Unos secretos que, a la larga, constituyen una parte muy importante de la magia de estos juegos diseñados para repetirse una y mil veces. En un roguelite que merezca la pena el enemigo final nunca es el enemigo final, el trayecto más evidente nunca es el único y siempre hay enigmas que reservan una parte importante del contenido solo a los iniciados. The Rogue Prince of Persia no es en absoluto una excepción, y de hecho plantea hallazgos tan interesantes en este sentido como el Mapa Mental, una versión algo menos desquiciada del meme de Pepe Silvia en la que ordenar nuestros pensamientos como un diagrama de flujo cada vez que descubrimos una gotera sospechosa, una puerta que no se puede abrir o la ropa ensangrentada de un personaje importante. El juego, sus mapeados, y las diferentes ambientaciones que ha decidido llamar biomas están repletos no solo de sorpresas en la forma de encuentros con nuevos personajes o de habitaciones en las que algo no cuadra, sino de desvíos que multiplican los escenarios posibles. Por el momento hay seis: la campaña, o lo que hasta ahora abarca, tiene dos jefes, alcanzar cada uno implica superar dos niveles, y otros dos permanecen ocultos antes de llevar a Berude, un durísimo primer test y una esponja de daño absurda que sospecho debe sus estadísticas hinchadas a una intención de prolongar artificialmente la duración de este escueto early access y dar oxígeno al equipo de desarrollo. No me extrañaría verle perder sus escudos en el primer parche que traiga contenido nuevo, al tiempo.

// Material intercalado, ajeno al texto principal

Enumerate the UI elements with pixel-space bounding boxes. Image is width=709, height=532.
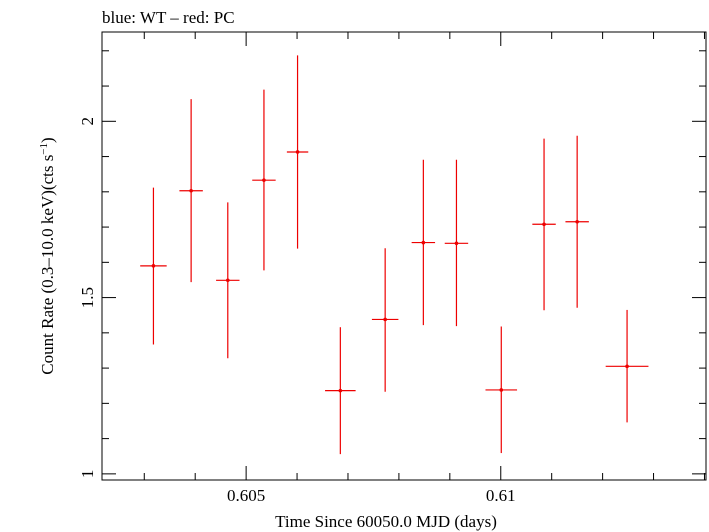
- data-marker: [295, 150, 300, 154]
- data-point: [371, 248, 399, 392]
- plot-frame: [101, 31, 707, 481]
- data-point: [605, 309, 649, 423]
- data-marker: [225, 278, 230, 283]
- data-marker: [189, 188, 193, 193]
- data-point: [565, 135, 589, 308]
- y-axis-label-main: Count Rate (0.3–10.0 keV)(cts s: [38, 155, 57, 375]
- data-point: [325, 327, 356, 455]
- data-marker: [542, 222, 546, 227]
- data-marker: [625, 364, 629, 369]
- data-marker: [575, 219, 579, 224]
- data-marker: [151, 264, 156, 268]
- data-point: [286, 55, 309, 249]
- data-marker: [454, 241, 459, 246]
- data-marker: [421, 240, 426, 245]
- chart-title: blue: WT – red: PC: [102, 8, 235, 27]
- data-point: [179, 99, 203, 283]
- data-points: [140, 55, 649, 455]
- x-tick-label: 0.605: [227, 486, 265, 505]
- data-point: [411, 159, 436, 326]
- axis-tick-labels: 0.605 0.61 1 1.5 2: [78, 117, 516, 505]
- data-marker: [383, 317, 387, 322]
- data-point: [216, 202, 240, 359]
- y-tick-label: 1: [78, 470, 97, 479]
- data-point: [252, 89, 276, 271]
- y-tick-label: 1.5: [78, 287, 97, 308]
- data-point: [532, 138, 556, 311]
- y-tick-label: 2: [78, 117, 97, 126]
- data-marker: [499, 388, 504, 392]
- x-axis-label: Time Since 60050.0 MJD (days): [275, 512, 497, 531]
- y-axis-label: Count Rate (0.3–10.0 keV)(cts s−1): [38, 137, 57, 374]
- y-axis-label-exponent: −1: [38, 143, 50, 155]
- data-point: [444, 159, 469, 327]
- data-marker: [262, 178, 266, 182]
- data-marker: [338, 388, 343, 393]
- y-axis-label-suffix: ): [38, 137, 57, 143]
- axis-ticks: [102, 32, 706, 480]
- x-tick-label: 0.61: [486, 486, 516, 505]
- data-point: [485, 326, 518, 454]
- data-point: [140, 187, 167, 345]
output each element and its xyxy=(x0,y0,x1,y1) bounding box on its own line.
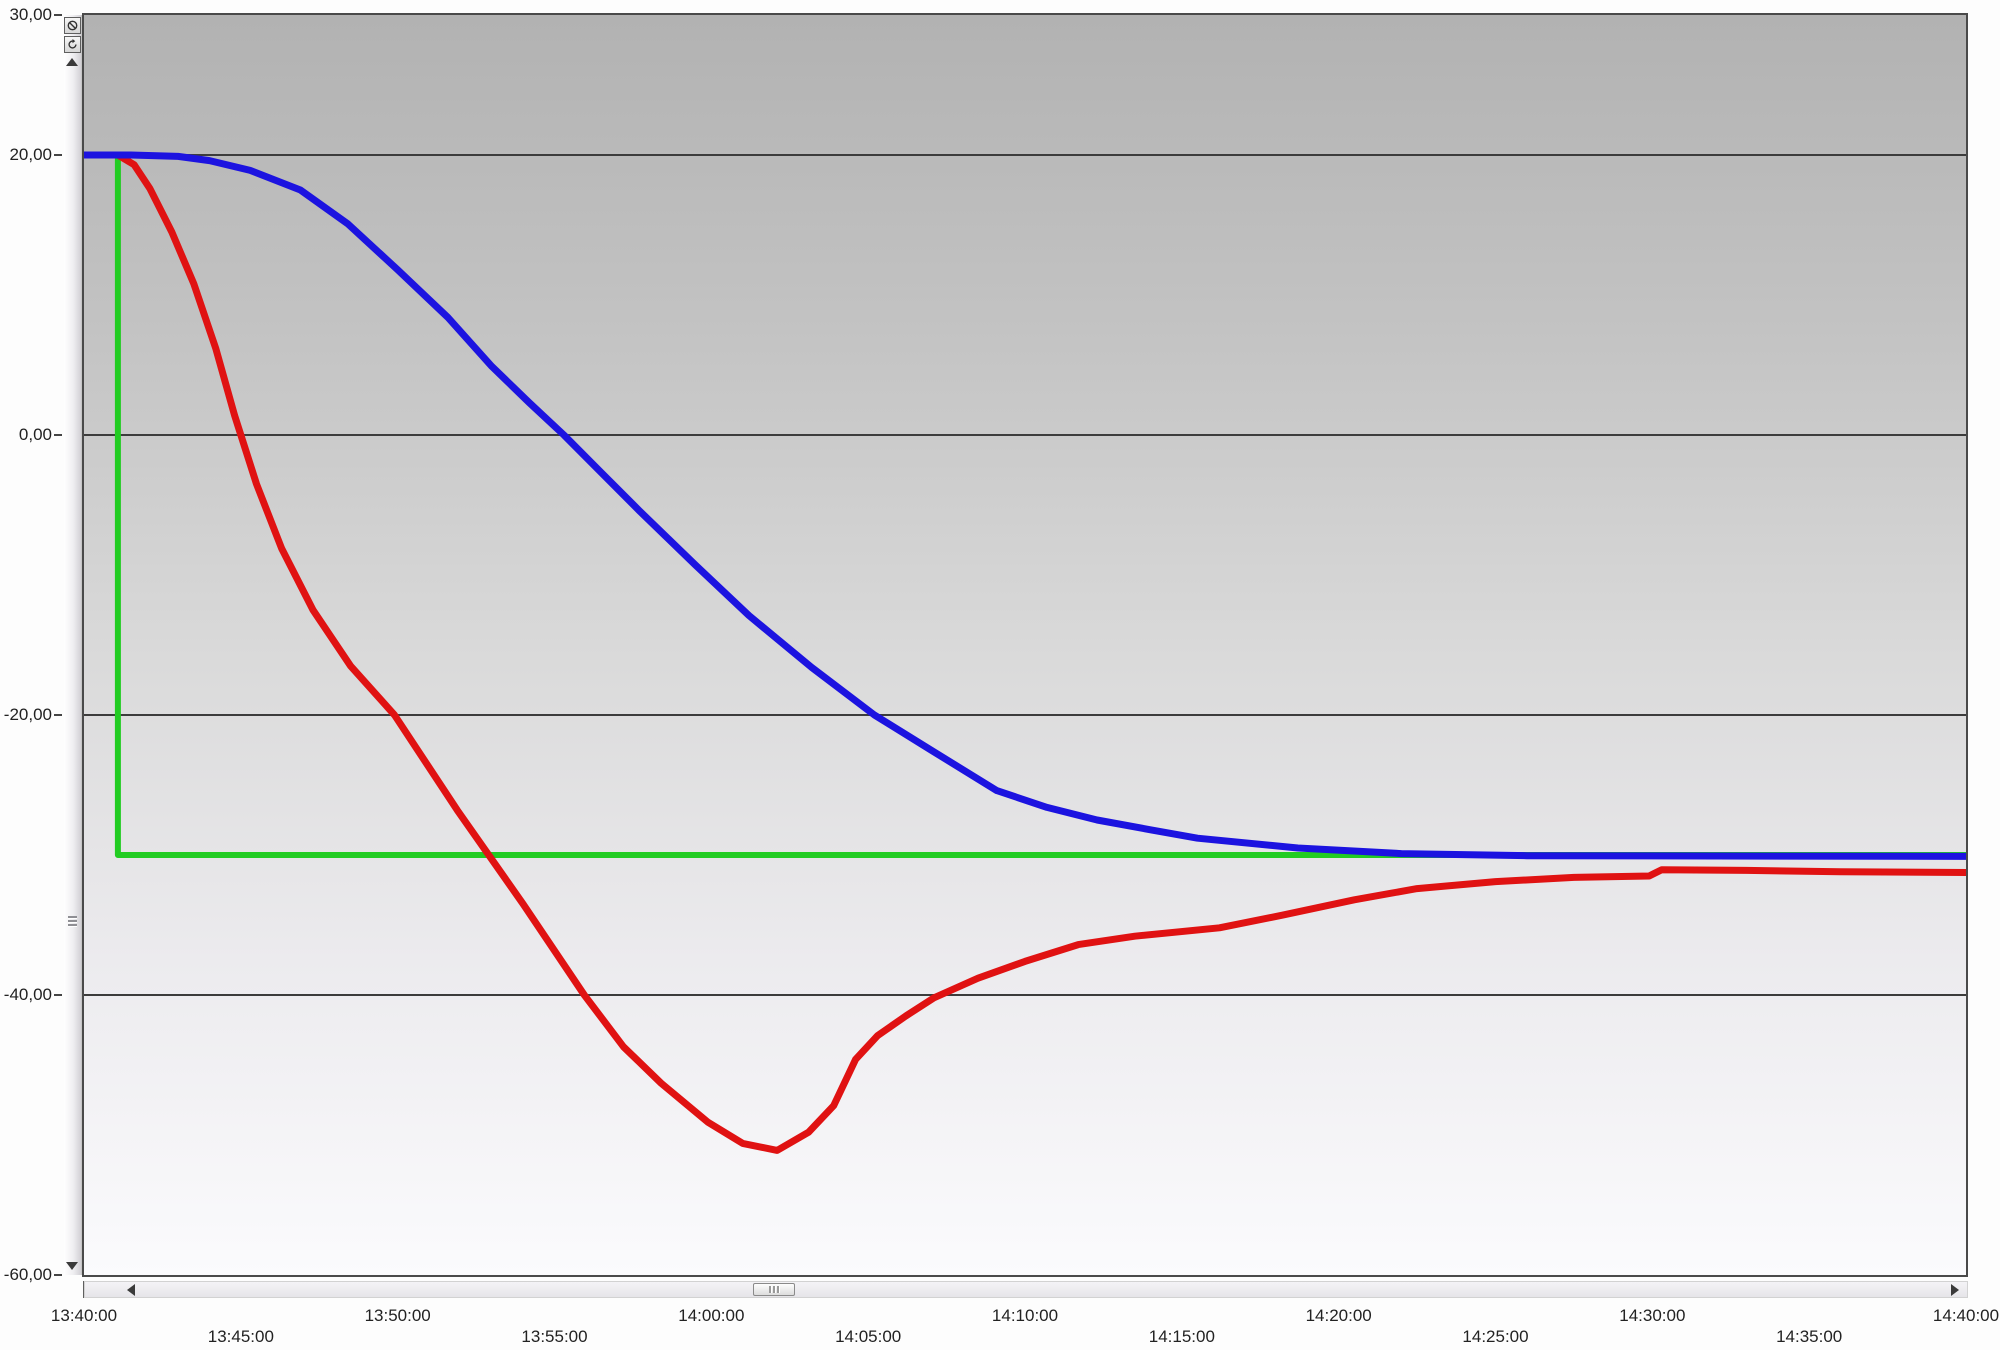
zoom-disable-button[interactable] xyxy=(64,17,81,34)
reset-view-button[interactable] xyxy=(64,36,81,53)
y-axis-tick xyxy=(54,714,62,716)
scroll-up-arrow[interactable] xyxy=(66,58,78,66)
chart-plot-area[interactable] xyxy=(82,13,1968,1277)
y-axis-label: 30,00 xyxy=(9,5,52,24)
scroll-down-arrow[interactable] xyxy=(66,1262,78,1270)
y-axis-label: 0,00 xyxy=(18,425,52,444)
x-axis-label: 14:40:00 xyxy=(1932,1306,2000,1325)
red-fast-response-curve xyxy=(84,151,1966,1154)
y-axis-tick xyxy=(54,994,62,996)
x-axis-label: 14:15:00 xyxy=(1148,1327,1215,1346)
x-axis-label: 14:10:00 xyxy=(991,1306,1059,1325)
scroll-right-arrow[interactable] xyxy=(1951,1284,1959,1296)
y-axis-label: 20,00 xyxy=(9,145,52,164)
green-setpoint-step xyxy=(84,152,1966,858)
x-axis-label: 14:35:00 xyxy=(1776,1327,1843,1346)
blue-slow-response-curve xyxy=(84,151,1966,860)
y-axis-tick xyxy=(54,14,62,16)
vertical-scrollbar-grip[interactable] xyxy=(68,914,77,928)
x-axis-label: 13:50:00 xyxy=(364,1306,431,1325)
x-axis-label: 13:55:00 xyxy=(521,1327,588,1346)
y-axis-label: -40,00 xyxy=(3,985,52,1004)
x-axis-label: 13:40:00 xyxy=(50,1306,118,1325)
x-axis-label: 14:30:00 xyxy=(1619,1306,1686,1325)
y-axis-tick xyxy=(54,434,62,436)
x-axis-label: 14:20:00 xyxy=(1305,1306,1372,1325)
scroll-left-arrow[interactable] xyxy=(127,1284,135,1296)
circle-slash-icon xyxy=(67,20,78,31)
rotate-reset-icon xyxy=(68,38,77,49)
x-axis-label: 14:00:00 xyxy=(678,1306,745,1325)
y-axis-tick xyxy=(54,1274,62,1276)
vertical-scrollbar[interactable] xyxy=(64,15,82,1275)
x-axis-label: 14:25:00 xyxy=(1462,1327,1529,1346)
y-axis-tick xyxy=(54,154,62,156)
horizontal-scrollbar[interactable] xyxy=(84,1281,1968,1298)
x-axis-label: 13:45:00 xyxy=(207,1327,274,1346)
chart-canvas[interactable] xyxy=(84,15,1966,1275)
y-axis-label: -20,00 xyxy=(3,705,52,724)
x-axis-label: 14:05:00 xyxy=(835,1327,902,1346)
y-axis-label: -60,00 xyxy=(3,1265,52,1284)
horizontal-scrollbar-thumb[interactable] xyxy=(753,1283,795,1296)
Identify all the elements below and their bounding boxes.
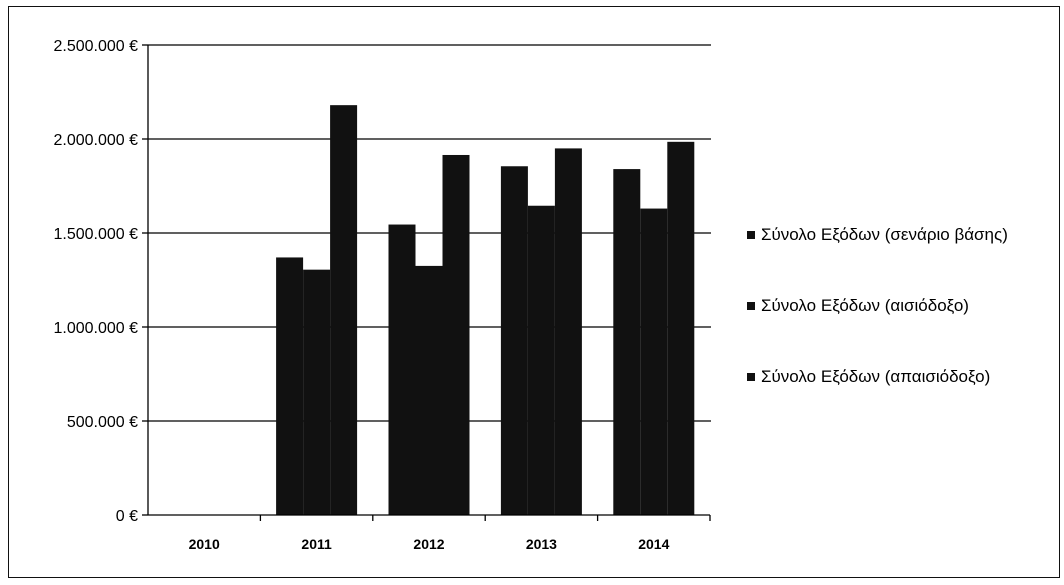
bar — [667, 141, 695, 515]
axes — [142, 44, 711, 521]
y-tick-label: 1.500.000 € — [53, 226, 138, 243]
bar — [388, 224, 416, 516]
legend-swatch — [747, 373, 755, 381]
bar — [640, 208, 668, 515]
bar — [276, 257, 304, 515]
legend-entry: Σύνολο Εξόδων (αισιόδοξο) — [761, 296, 969, 315]
legend-entry: Σύνολο Εξόδων (απαισιόδοξο) — [761, 367, 990, 386]
legend: Σύνολο Εξόδων (σενάριο βάσης) Σύνολο Εξόδ… — [747, 225, 1008, 386]
x-tick-label: 2013 — [526, 536, 557, 552]
bar — [613, 169, 641, 515]
bar — [500, 166, 528, 515]
y-tick-label: 2.500.000 € — [53, 38, 138, 55]
x-tick-label: 2010 — [189, 536, 220, 552]
x-tick-label: 2012 — [413, 536, 444, 552]
bar — [527, 205, 555, 516]
bar — [554, 148, 582, 515]
legend-swatch — [747, 231, 755, 239]
bar — [330, 105, 358, 515]
legend-swatch — [747, 302, 755, 310]
legend-entry: Σύνολο Εξόδων (σενάριο βάσης) — [761, 225, 1008, 244]
y-tick-label: 500.000 € — [67, 414, 138, 431]
chart-frame: 0 € 500.000 € 1.000.000 € 1.500.000 € 2.000.… — [8, 6, 1060, 578]
y-tick-label: 2.000.000 € — [53, 132, 138, 149]
bar — [442, 154, 470, 516]
y-tick-label: 1.000.000 € — [53, 320, 138, 337]
bar-chart: 0 € 500.000 € 1.000.000 € 1.500.000 € 2.000.… — [53, 38, 1008, 552]
bars — [276, 105, 695, 516]
axis-labels: 0 € 500.000 € 1.000.000 € 1.500.000 € 2.000.… — [53, 38, 669, 552]
bar — [415, 265, 443, 515]
x-tick-label: 2011 — [301, 536, 332, 552]
bar — [303, 269, 331, 515]
x-tick-label: 2014 — [638, 536, 669, 552]
y-tick-label: 0 € — [116, 508, 138, 525]
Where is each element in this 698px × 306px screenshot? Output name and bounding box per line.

Sea como sea, lo realmente importante es que recorrer cada una de estas ambientaciones y hasta el último de sus mapeados de generación aleatoria es el auténtico núcleo del juego, y lo que nos hace regresar a el aunque las builds en sí mismas raramente destaquen. Cuando hablaban de pulido no exageraban, porque The Rogue Prince of Persia es, en un porcentaje abrumador, su game feel. Sus timings, su peso, la precisión de sus animaciones y un concepto del desplazamiento que, esta vez sí, consigue por primera vez dejar obsoleto a Dead Cells en algo. Por supuesto hablo del parkour, un fijo en las recetas de Ubi y un añadido que podría sonar a gimmick hasta que lo pruebas un par de minutos y ya no te imaginas una vida sin él. No es solo la agilidad del príncipe, lo acrobático de la esquiva o movimientos como las mencionadas patadas o las carreras por los muros en dos dimensiones: es el wall running real, una idea de genio que reserva un gatillo a la posibilidad de desplazarse por los fondos del escenario, reventando el funcionamiento 2D del metroidvania clásico y, presumo, complicando de narices el algoritmo que genera cada estancia que visitamos. Ahora una pared es un camino y una ventana la ausencia de él, y conseguir encajar todo esto no ya en un sistema procedural, sino en un sistema de combate que se nutre constantemente del propio parkour para resultar eléctrico y excitante es, no me cabe ninguna duda, la auténtica aportación de The Rogue Prince of Persia al género del roguelite: sin parkour sería uno más, con él es revolucionario. Por eso vuelves a empezar una y otra vez, aunque tras pulsar el botón de continuar te esperen menos sorpresas de las que toca. Porque todas las partidas son más o menos iguales. Porque, por el momento, The Rogue Prince of Persia no es una caja de bombones, sino una tableta de chocolate. Sabes lo que esperar, pero hay que ver lo bueno que está.